Mild Cognitive Impairment, Alzheimer's Diagnoses Trigger Lower Self-Ratings of Quality of Life
PHILADELPHIA -- August 3, 2017 -- Researchers at Penn Medicine have discovered that a patient's awareness of a diagnosis of cognitive impairment may diminish their self-assessment of quality of life. In a study published this month in the Journal of Gerontology: Psychological Sciences the researchers report that older adults who were aware of their diagnosis--either Mild Cognitive Impairment or mild stage Alzheimer's disease dementia -- reported greater depression, higher stress, and lower quality of life than those who were unaware. They also found that older adults who had an expectation that their disease would worsen over time reported lower overall satisfaction with daily life.
"These findings suggest that a patient's quality of life could be impacted by a diagnostic label and their expectations for the prognosis. So, when a clinician discloses the diagnosis and prognosis of Mild Cognitive Impairment or mild stage Alzheimer's disease, a patient may experience additional symptoms, like anxiety or depression," said the study's lead author, Shana Stites, PsyD, MA, MS, Penn Memory Center, Philadelphia, Pennsylvania.
For many years, a diagnosis of Alzheimer's disease was often not made until a patient had substantial memory and cognitive problems - by which time patients themselves were often unaware of their diagnosis. Advances in awareness, as well in diagnostic methods, mean doctors are diagnosing Alzheimer's disease earlier, and in the future, routine diagnosis may occur before symptoms even begin. According to Dr. Stites, early diagnosis holds the promise for opportunities to prevent cognitive and functional losses and to plan for these losses. But study results show that an early diagnosis of Alzheimer's disease can also bring challenges.
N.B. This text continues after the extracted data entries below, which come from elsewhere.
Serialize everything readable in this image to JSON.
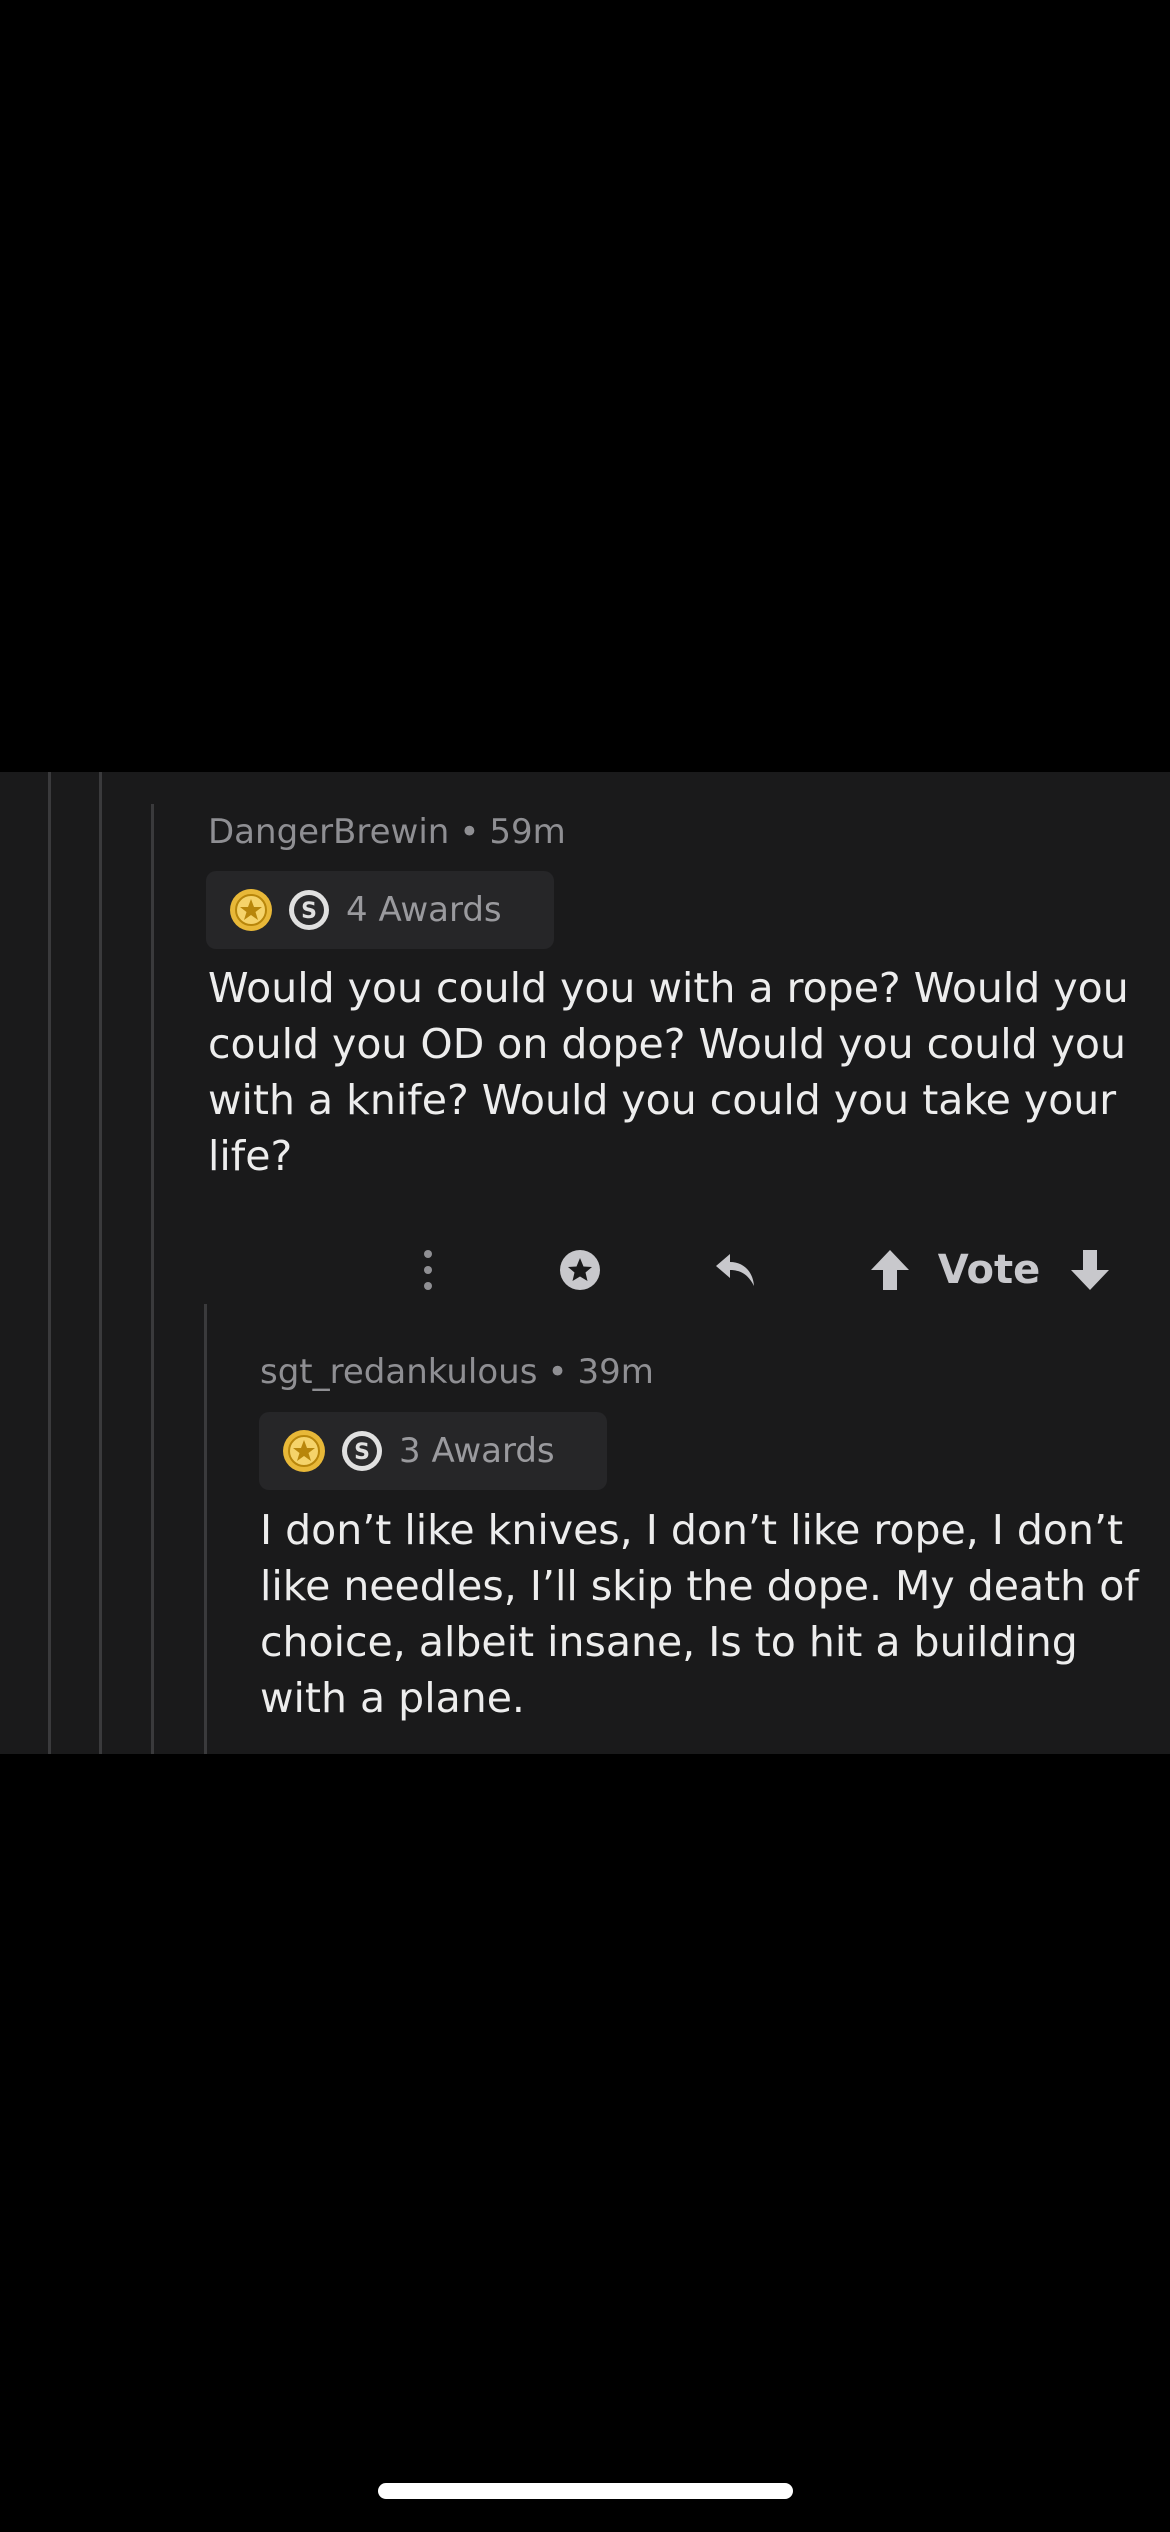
{
  "comments": [
    {
      "username": "DangerBrewin",
      "separator": "•",
      "time": "59m",
      "awards_label": "4 Awards",
      "body": "Would you could you with a rope? Would you could you OD on dope? Would you could you with a knife? Would you could you take your life?"
    },
    {
      "username": "sgt_redankulous",
      "separator": "•",
      "time": "39m",
      "awards_label": "3 Awards",
      "body": "I don’t like knives, I don’t like rope, I don’t like needles, I’ll skip the dope. My death of choice, albeit insane, Is to hit a building with a plane."
    }
  ],
  "actions": {
    "vote_label": "Vote",
    "icons": [
      "more-options-icon",
      "award-icon",
      "reply-icon",
      "upvote-icon",
      "downvote-icon"
    ]
  },
  "colors": {
    "background": "#000000",
    "panel": "#1a1a1b",
    "thread_line": "#3a3a3c",
    "meta_text": "#8f8f93",
    "body_text": "#ededed",
    "award_gold": "#e8b838",
    "award_silver": "#e0e0e0"
  }
}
The researchers studied how awareness of diagnosis impacts on self-ratings of quality of life in people with 1 of 2 disorders, Mild Cognitive Impairment or mild stage Alzheimer's disease dementia. They compared these ratings to a group of adults above the age of 65 with normal cognition. Study participants completed measures of multiple domains of quality of life including cognitive problems, activities of daily living, physical functioning, mental wellbeing, and perceptions of one's daily life. The researchers compared the measure of quality of life by cognitive performance, diagnosis awareness, and diagnostic group.
The findings help to identify psychological processes underlying relationships between cognitive decline and quality of life. According to Dr. Stites, the study has practical implications for current and future clinical practice.
"It's not just an issue of to tell or not to tell, it's an issue of how you tell and what you tell because when you give someone a diagnosis you're also communicating, either directly or indirectly, a lot of information that can affect the activities people do in daily life, their planning for employment and lifestyle, emotional wellbeing, and social relationships with close friends and family members. These issues need to be explicitly addressed with patients," Dr. Stites said. "Maybe at this point we can't prevent cognitive decline, but we certainly have effective interventions for treating depression and for managing other symptoms."
The researchers note that further study is needed to understand what drives the impact of awareness of diagnosis and prognosis on quality of life. Future studies might include pre-clinical research that is being done in Alzheimer's disease, where clinicians are working to diagnose people who are at risk of developing the disease based on genes and biomarkers to determine how diagnosis awareness might affect an individual's sense of identity and functioning in the world if they learn that they have a high probability of developing Alzheimer's disease in the future.